Léo-Ernest Wime est né à Saint-Martin-de-Laval, une petite ville près de Montréal. Il a commencé sa carrière cinématographique en 1903. Il gagnait sa vie en tant que projectionniste itinérant. Leo-Ernest présentait ses spectacles partout où il le pouvait et où cela était autorisé : dans les parcs, les grands magasins et les salles paroissiales, en somme, dans toute la métropole.
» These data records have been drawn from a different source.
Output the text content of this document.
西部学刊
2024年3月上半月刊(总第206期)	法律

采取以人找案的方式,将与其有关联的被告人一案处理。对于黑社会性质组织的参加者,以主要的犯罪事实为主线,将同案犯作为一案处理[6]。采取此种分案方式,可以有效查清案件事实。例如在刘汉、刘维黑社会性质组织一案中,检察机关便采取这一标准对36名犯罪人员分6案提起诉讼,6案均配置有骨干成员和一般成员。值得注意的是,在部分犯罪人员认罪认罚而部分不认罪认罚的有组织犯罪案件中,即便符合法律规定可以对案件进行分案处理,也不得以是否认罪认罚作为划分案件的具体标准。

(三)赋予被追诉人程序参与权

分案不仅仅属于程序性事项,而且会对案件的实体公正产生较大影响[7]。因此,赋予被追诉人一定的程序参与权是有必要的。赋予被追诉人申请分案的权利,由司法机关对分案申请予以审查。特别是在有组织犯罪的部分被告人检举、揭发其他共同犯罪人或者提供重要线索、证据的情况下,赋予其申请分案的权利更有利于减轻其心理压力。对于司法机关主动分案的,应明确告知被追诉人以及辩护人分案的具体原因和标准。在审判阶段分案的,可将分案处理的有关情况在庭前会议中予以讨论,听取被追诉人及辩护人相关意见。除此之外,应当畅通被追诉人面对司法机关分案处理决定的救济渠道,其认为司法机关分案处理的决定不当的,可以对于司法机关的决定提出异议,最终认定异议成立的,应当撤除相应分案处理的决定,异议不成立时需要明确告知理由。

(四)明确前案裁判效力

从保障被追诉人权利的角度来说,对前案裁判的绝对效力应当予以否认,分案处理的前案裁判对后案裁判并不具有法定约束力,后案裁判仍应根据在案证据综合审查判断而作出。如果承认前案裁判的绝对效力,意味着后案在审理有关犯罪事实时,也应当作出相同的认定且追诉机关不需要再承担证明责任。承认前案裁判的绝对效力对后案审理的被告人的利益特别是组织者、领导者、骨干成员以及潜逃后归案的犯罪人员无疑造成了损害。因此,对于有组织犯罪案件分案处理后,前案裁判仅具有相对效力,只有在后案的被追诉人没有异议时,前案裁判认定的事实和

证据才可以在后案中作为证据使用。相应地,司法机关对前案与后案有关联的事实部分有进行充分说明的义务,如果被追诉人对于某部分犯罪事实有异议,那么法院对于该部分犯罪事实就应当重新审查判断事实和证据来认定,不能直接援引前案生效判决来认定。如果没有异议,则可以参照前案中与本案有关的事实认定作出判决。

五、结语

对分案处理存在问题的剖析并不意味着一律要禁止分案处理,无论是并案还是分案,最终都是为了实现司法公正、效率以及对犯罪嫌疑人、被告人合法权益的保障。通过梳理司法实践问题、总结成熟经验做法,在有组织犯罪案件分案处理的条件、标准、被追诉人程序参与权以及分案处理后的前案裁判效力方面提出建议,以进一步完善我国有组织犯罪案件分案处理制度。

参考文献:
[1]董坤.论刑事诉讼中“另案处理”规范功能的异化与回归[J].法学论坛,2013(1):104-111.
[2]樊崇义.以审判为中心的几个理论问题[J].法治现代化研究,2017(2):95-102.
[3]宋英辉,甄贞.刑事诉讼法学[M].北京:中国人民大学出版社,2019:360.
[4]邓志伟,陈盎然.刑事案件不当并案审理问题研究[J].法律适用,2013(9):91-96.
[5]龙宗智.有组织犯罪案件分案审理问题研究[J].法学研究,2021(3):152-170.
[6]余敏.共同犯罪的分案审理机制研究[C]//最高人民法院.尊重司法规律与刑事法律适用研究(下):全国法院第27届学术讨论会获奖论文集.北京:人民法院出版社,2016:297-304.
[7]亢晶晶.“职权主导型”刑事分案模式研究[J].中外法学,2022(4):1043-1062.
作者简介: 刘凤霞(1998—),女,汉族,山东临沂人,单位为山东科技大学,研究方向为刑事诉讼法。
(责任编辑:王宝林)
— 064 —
Bien que Wymé fût avant tout un cinéaste polyvalent, travaillant également comme entrepreneur, ingénieur, réalisateur, producteur et distributeur, il est resté dans la mémoire collective des Montréalais avant tout grâce à son cinéma éponyme, qu’il a possédé jusqu’en 1922. Les Montréalais ont donc fréquenté l’établissement de Leo-Ernest Wymé pendant plus de 15 ans.
Par la suite, le cinéma a changé plusieurs fois de mains au fil des ans, avant de fermer définitivement ses portes en 1993. Aujourd’hui, une plaque commémorative « Cinémathèque » est accrochée aux murs de l’ancien cinéma. C’est tout ce qui reste de l’emplacement de l’ancien « Wimetoscope ». Cette enseigne ternie rappelle comment les Montréalais aimaient passer leur temps libre.